As V is the direct sum of U and U', there exist unique

$$u_1, u_2 \in U$$
and
$$u_1', u_2' \in U'$$

such that

$$v_1 = u_1 + u_1'$$
and
$$v_2 = u_2 + u_2'$$

Now start from $P(v_1 + v_2)$ and start plugging things in and simplifying based on the definition of P.

3. Jan 31, 2012

### xaos

hint: for x in U, p(x)=x, and for y in U', p(y)=0. now what happens to P(z+w) when z+w is in V? also you may need to know that U and U' only intersect at zero.

4. Jan 31, 2012

### PirateFan308

Ok, so $P(v_1+v_2) = P(u_1+u_1'+u_2+u_2') = P(u_1+u_2+u_1'+u_2')$

Let $u_3=u_1+u_2$ which will still be in U. Let $u_3'=u_1'+u_2'$ which will be in U' because both U and U' are subspaces of V which are closed under addition.

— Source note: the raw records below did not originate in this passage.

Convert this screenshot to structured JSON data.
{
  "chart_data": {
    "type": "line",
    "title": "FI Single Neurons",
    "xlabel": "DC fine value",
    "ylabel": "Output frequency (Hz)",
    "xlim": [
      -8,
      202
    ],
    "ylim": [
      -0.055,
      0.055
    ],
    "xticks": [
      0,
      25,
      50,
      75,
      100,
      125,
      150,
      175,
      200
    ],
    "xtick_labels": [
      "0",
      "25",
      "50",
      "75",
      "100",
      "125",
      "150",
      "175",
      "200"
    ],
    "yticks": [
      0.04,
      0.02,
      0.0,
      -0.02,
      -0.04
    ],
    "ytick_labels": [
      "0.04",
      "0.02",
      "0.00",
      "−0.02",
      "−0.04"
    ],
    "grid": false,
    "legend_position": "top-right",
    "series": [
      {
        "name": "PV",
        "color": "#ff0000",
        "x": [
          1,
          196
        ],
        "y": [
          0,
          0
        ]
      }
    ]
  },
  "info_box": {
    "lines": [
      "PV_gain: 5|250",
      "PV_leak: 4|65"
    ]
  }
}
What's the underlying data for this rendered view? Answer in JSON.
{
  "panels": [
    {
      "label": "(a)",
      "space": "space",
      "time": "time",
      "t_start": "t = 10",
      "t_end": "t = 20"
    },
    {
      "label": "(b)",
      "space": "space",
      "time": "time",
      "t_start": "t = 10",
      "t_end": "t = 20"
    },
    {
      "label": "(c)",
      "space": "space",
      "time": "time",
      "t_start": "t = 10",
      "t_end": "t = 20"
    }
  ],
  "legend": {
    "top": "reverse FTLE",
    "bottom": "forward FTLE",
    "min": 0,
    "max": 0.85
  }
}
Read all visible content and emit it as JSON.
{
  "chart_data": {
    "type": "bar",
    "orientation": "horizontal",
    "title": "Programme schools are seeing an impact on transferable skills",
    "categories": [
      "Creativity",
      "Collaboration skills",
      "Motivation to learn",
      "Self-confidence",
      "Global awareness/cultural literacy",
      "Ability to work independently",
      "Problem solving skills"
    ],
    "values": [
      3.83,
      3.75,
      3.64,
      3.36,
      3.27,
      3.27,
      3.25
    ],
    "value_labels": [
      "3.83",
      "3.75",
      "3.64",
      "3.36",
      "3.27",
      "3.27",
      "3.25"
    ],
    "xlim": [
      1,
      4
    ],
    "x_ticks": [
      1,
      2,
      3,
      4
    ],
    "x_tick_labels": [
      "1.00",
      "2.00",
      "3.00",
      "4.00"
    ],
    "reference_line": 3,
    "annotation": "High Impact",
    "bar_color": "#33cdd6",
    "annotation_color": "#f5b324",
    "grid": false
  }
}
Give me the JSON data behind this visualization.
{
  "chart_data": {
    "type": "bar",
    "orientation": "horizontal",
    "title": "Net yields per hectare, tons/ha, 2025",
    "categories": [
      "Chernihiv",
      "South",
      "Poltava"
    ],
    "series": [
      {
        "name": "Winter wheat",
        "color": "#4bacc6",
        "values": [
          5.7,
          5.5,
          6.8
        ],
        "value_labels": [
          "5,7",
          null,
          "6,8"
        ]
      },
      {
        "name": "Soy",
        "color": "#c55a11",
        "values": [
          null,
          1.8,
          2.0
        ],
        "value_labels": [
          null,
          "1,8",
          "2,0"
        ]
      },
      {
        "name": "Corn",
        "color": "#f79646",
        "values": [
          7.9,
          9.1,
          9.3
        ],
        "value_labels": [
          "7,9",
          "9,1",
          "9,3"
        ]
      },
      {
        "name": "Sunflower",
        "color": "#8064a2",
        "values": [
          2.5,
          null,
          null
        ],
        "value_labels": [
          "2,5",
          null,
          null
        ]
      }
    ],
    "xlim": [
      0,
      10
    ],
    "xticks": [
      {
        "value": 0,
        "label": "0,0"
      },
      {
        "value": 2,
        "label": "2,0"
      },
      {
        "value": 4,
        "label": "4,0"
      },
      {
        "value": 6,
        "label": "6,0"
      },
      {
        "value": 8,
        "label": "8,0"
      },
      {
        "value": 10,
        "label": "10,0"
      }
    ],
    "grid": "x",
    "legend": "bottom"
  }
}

$P(u_1+u_2+u_1'+u_2') = P(u_3+u_3') = P(v_3) = u = P(v)$ where u is in U (because P(v) is defined to equal u)

$P(v_1)+P(v_2) = P(u_1+u_1')+P(u_2+u_2') =$

Once again, I'm stuck. I know that I should use the fact that V is a direct sum of U and U', which means the intersection of U and U' is only at zero, v$\in$V is uniquely the sum of u+u', if u+u'=0 then u=u'=0 but I don't see where to use this fact.

5. Jan 31, 2012

### PirateFan308

How did you figure out that p(x)=x and p(y)=0 (if x is in U and y is in U')?

Because U and U' only intersect at zero, the only time x=y is when x=y=0. So that taking x=y=0, we have P(x)=x=0 and P(y)=0 (which happens to equal y in this case). So if z+w is in V then P(z+w)=x=0=P(y). Or am I taking too far of a leap when I say x=y=0?

6. Feb 1, 2012

### PirateFan308

I think I figured it out. Taking $P(v_1+v_2) = P(u_1+u_1'+u_2+u_2') = P(u_1+u_2+u_1'+u_2')$ and letting $u_3=u_1+u_2$ and $u_3'=u_1'+u_2'$, we get

$P(v_1+v_2) = P(u_1+u_2+u_1'+u_2') = P(u_3+u_3') = u_3$

$P(v_1)+P(v_2) = P(u_1+u_1')+P(u_2+u_2') = u_1+u_2=u_3$

I didn't realize that $P(v)=u$ was referring to a specific v and u - I had thought it was an arbitrary v, u, and u' that they were referring to. Whoops!